The challenges, Spectra Energy’s Canadian LNG leader Doug Bloom said, revolve around three Ls: social licence, labour and logistics. Most existing LNG export terminals are in the midst of offshore gas fields, so the physical impact in onshore communities is limited. And on the Gulf Coast, some 25 proposed plants would mostly be built on brownfield sites with access already to infrastructure and skilled local labour forces. The 14 proposed B.C. terminals, by contrast, are all greenfield projects requiring at least 800 kilometres of pipe from the producing area inland to the coast. Most of that territory is remote. And the liquefaction plants themselves must be integrated with existing coastal communities. They will leave a relatively big footprint, in other words.
They may be negotiating heatedly behind closed doors, but Premier Clark and Shell Oil president Marvin Odum were all smiles and mutual admiration during a casual exchange over lunch Thursday at the LNG in BC conference. Odum shared Clark’s view that the Russia-China gas pact, in the works for a decade, “doesn’t change the outlook here at all.” First, China is only one of several countries on the Pacific Rim importing gas. And second, competition will also be coming from China’s own shale reserves, not to mention coal, which is the prime power-generating source gas producers aim to displace. “The bigger issue is how much of China’s energy mix will be gas,” Odum said.
The two were also agreed that larger national discussions need to be held around climate change, economic development and accommodation of aboriginal rights and title—and that LNG development should be seen as an opportunity to move on these issues. “It’s a pretty exciting time,” Odum said of the atmosphere at the conference.
Certainly some ad hoc working relationships are emerging among the province, resource companies and first nations as a result of the LNG rush, attendees learned at another panel on First Nations Perspectives. “It’s a very loosey-goosey protocol we have with the province,” Ellis Ross, chief councilor of the Haisla Nation in the strategic port of Kitimat said. Basically, as soon as it receives a project proposal within the Haisla traditional territories, the province shares it with the band and Haisla representatives are included in the discussions to follow. If the project is deemed acceptable for an environmental perspective and it helps band members become self-sufficient, “we can make it work,” Ross said. “All this is happening without a treaty.”

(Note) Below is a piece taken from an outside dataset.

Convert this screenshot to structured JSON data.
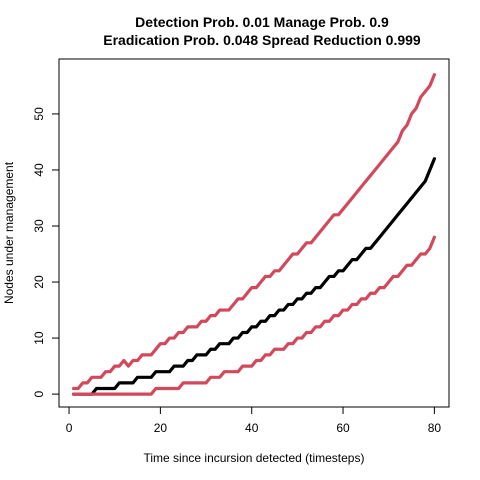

More than one panelist noted that it was not acceptable for companies to simply knock on their doors and announce what they had planned, but to work with the first nations individually to finance environmental assessments and generate local employment and business opportunities. “Take the time to understand our values and our goals,” said Lax Kw’alaams mayor Garry Reece, who singled out BG Canada as one proponent making all the right moves. But even in relatively well-governed and business-friendly communities like Lax Kw’alaams (pop. 3,700), a poll showed members split roughly three ways between supporting, opposing and undecided on the prospect of LNG.
“My staff is running ragged,” said Ross Wilson, executive director of the Metlatkatla Stewardship Society. The environmental assessment body for the Coast Tsimshian people is currently analyzing eight different LNG proposals.
Fort Nelson First Nation chief Sharleen Gale said she understood business’s need for certainty before committing to capital-intensive projects. “What does it take to get to certainty? It takes trust. It takes creativity. It takes respect.”